Dans les zones cacaoyères du Centre, du Sud-Ouest et de l’Est du Cameroun, la légère embellie observée sur les marchés du cacao redonne momentanément le sourire à de nombreux producteurs. Depuis plusieurs jours, les prix bord champ repartent à la hausse, franchissant à nouveau le seuil symbolique de 1 500 FCFA le kilogramme à quelques semaines de la fin officielle de la campagne 2025-2026.
Selon les dernières données publiées le 6 mai 2026 par le Système d’information des filières de l’Office national du cacao et du café, les fèves de cacao se vendent actuellement entre 1 550 et 1 650 FCFA le kilogramme dans plusieurs bassins de production. Cette évolution contraste avec les niveaux enregistrés ces dernières semaines, où les prix oscillaient plutôt autour de 1 300 FCFA. Pour de nombreux acteurs de la filière, cette remontée reste toutefois insuffisante pour compenser la forte correction subie depuis le début de la campagne.

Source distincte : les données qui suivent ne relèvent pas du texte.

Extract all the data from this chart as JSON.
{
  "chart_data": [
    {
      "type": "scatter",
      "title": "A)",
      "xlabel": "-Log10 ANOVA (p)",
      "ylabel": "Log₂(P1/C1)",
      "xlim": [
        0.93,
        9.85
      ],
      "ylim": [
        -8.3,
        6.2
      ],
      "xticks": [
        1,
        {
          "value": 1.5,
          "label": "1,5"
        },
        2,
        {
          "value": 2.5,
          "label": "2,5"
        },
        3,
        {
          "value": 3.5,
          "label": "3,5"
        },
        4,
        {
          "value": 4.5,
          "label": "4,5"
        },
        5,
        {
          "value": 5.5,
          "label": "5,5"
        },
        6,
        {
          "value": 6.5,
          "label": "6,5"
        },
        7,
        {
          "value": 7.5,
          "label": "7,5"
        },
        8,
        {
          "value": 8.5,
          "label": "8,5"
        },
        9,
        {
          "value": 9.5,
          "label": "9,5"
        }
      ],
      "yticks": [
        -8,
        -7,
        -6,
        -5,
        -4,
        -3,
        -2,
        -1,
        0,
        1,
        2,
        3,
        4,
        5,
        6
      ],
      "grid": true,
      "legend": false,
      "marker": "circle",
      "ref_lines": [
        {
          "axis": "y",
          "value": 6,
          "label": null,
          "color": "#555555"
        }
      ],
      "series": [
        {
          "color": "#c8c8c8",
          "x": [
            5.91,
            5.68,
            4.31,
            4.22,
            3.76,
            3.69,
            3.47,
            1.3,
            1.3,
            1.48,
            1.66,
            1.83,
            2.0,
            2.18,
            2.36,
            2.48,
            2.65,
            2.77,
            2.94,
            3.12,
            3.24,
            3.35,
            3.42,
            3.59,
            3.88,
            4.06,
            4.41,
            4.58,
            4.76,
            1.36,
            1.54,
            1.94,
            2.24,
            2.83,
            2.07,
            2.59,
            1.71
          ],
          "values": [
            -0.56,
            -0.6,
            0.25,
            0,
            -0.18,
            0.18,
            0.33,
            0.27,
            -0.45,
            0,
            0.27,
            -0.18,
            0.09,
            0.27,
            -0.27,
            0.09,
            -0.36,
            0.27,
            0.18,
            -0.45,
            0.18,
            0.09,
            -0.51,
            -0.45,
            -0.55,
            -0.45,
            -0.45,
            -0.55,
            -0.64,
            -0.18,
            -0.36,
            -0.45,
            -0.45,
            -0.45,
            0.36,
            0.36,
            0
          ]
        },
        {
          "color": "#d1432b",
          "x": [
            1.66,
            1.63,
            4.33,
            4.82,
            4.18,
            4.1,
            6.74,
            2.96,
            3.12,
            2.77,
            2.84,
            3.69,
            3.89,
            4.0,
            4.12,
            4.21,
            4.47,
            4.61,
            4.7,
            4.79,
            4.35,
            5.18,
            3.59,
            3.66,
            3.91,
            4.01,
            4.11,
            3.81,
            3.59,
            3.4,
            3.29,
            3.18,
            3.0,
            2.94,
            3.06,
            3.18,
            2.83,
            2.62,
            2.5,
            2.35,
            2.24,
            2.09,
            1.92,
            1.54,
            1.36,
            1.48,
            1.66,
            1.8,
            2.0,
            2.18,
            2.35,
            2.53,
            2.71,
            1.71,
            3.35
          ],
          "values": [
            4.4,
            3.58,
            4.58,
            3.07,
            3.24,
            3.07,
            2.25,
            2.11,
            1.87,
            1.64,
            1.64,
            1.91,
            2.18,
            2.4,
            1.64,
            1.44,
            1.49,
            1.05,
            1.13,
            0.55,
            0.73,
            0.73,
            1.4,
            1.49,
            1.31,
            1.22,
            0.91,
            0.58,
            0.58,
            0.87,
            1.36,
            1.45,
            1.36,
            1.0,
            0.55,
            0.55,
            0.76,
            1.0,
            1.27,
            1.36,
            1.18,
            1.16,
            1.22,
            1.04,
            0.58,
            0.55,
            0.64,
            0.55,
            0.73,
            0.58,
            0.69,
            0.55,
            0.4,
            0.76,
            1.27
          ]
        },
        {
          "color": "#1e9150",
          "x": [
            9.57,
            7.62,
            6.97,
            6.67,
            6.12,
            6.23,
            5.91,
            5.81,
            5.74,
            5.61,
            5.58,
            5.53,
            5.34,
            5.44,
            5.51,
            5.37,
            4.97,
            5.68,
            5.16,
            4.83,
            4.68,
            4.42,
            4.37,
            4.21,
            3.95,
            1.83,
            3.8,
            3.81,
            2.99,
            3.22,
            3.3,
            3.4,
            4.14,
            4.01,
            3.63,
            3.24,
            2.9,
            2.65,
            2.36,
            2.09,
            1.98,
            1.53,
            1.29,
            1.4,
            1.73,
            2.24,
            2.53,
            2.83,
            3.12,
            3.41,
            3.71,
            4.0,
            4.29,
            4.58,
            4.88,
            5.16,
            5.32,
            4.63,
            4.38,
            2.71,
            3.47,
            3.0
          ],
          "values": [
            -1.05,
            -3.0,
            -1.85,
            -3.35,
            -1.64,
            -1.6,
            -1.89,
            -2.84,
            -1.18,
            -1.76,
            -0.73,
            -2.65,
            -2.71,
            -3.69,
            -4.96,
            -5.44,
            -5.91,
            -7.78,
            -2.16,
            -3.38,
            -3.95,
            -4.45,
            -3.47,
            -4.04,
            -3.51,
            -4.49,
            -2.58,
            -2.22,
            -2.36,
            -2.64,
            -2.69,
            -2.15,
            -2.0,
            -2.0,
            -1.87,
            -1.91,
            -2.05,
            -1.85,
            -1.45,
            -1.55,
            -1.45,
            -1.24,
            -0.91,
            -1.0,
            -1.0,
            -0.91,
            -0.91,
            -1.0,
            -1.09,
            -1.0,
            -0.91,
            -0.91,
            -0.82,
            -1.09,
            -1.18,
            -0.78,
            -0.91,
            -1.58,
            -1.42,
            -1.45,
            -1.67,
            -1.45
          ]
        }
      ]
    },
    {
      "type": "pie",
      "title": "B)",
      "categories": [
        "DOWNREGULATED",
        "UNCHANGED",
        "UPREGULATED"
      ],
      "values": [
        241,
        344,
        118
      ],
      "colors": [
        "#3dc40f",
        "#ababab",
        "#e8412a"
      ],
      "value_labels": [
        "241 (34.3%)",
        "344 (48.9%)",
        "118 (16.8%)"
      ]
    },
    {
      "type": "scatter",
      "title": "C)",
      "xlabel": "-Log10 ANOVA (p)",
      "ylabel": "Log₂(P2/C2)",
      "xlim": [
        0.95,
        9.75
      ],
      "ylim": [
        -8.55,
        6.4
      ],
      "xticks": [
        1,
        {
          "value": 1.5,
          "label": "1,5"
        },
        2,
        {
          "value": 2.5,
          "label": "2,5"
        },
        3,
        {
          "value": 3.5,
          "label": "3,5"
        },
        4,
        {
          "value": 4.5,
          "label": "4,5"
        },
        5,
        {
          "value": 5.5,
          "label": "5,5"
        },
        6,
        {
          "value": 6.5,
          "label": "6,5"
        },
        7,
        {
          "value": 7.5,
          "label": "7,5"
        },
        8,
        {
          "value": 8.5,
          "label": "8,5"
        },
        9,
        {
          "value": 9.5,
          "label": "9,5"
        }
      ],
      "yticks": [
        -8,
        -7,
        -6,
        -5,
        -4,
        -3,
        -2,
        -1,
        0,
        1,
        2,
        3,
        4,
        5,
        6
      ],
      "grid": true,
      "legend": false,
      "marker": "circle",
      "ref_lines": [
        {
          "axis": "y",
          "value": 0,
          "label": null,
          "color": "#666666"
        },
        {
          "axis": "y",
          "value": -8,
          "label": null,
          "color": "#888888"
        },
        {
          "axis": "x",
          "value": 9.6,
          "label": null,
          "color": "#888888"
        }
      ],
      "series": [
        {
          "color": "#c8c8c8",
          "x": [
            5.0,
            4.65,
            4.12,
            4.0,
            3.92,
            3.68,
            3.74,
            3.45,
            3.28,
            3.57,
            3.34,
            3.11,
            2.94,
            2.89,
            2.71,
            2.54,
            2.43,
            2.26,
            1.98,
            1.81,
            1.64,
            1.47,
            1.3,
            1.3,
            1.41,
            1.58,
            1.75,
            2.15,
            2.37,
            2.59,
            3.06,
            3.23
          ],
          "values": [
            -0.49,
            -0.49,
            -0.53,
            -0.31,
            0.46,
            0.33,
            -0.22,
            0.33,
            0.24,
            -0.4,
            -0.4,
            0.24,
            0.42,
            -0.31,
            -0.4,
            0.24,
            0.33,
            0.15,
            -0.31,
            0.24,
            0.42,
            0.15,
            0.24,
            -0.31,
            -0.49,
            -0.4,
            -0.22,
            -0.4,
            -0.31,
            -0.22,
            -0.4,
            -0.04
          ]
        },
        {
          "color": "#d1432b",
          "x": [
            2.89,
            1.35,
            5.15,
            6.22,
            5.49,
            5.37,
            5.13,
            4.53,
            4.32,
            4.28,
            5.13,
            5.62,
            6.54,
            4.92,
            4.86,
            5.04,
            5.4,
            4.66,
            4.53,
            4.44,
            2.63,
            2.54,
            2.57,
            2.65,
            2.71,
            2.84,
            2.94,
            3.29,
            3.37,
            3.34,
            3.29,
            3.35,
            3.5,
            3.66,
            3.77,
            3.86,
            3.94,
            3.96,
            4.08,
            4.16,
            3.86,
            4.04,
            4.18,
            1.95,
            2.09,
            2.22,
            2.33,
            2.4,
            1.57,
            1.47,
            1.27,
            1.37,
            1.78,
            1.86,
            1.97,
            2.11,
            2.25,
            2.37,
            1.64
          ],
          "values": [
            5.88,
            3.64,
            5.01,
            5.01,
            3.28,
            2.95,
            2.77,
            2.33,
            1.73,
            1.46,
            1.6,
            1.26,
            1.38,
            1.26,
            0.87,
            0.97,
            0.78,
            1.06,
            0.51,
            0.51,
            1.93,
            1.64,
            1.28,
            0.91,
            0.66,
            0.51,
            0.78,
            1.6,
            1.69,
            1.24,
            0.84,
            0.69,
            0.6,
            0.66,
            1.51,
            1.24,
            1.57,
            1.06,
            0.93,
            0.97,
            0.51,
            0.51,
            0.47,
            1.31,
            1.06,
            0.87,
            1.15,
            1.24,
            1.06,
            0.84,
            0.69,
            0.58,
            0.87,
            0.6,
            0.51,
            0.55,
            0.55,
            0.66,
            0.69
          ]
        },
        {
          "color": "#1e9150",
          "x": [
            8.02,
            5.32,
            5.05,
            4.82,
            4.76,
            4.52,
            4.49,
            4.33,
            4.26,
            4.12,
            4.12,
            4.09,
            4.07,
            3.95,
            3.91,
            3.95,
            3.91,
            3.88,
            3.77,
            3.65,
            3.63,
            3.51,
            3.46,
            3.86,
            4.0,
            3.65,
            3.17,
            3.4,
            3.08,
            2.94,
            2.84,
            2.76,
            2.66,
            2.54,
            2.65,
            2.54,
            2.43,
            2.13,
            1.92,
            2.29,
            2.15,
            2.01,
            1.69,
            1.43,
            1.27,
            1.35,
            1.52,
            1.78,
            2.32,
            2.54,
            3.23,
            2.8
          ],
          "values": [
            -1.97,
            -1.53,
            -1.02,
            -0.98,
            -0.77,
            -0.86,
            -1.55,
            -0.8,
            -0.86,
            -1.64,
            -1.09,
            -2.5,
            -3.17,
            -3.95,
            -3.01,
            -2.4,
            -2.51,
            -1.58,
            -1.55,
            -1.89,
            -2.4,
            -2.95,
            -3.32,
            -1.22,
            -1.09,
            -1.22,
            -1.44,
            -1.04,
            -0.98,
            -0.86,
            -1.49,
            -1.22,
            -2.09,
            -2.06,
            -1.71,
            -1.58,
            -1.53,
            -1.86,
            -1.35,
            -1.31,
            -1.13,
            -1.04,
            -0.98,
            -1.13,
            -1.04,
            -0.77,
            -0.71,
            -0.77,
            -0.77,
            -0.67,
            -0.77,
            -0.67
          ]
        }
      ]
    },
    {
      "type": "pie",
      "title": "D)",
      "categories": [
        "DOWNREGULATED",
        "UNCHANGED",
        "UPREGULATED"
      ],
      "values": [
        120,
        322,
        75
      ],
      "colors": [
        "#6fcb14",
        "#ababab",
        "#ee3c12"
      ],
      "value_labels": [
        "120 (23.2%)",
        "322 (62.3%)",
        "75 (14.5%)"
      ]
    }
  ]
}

Car malgré cette amélioration récente, les prix pratiqués au Cameroun demeurent encore très éloignés des records historiques observés au cours des deux précédentes campagnes. Durant la saison 2024-2025, le kilogramme de cacao avait atteint jusqu’à 5 400 FCFA dans certaines localités, après des pics exceptionnels proches de 6 000 FCFA pendant la campagne 2023-2024. Une envolée des cours qui avait alors suscité un regain d’optimisme chez les producteurs et renforcé les recettes d’exportation du pays.
Au moment du lancement de la campagne 2025-2026, les autorités camerounaises avaient d’ailleurs misé sur le maintien de niveaux élevés, avec des projections de prix comprises entre 3 200 et 5 400 FCFA le kilogramme. Mais l’évolution du marché international s’est révélée moins favorable qu’anticipé. Depuis plusieurs mois, les cours mondiaux du cacao subissent des mouvements de correction liés aux perspectives d’amélioration de l’offre mondiale.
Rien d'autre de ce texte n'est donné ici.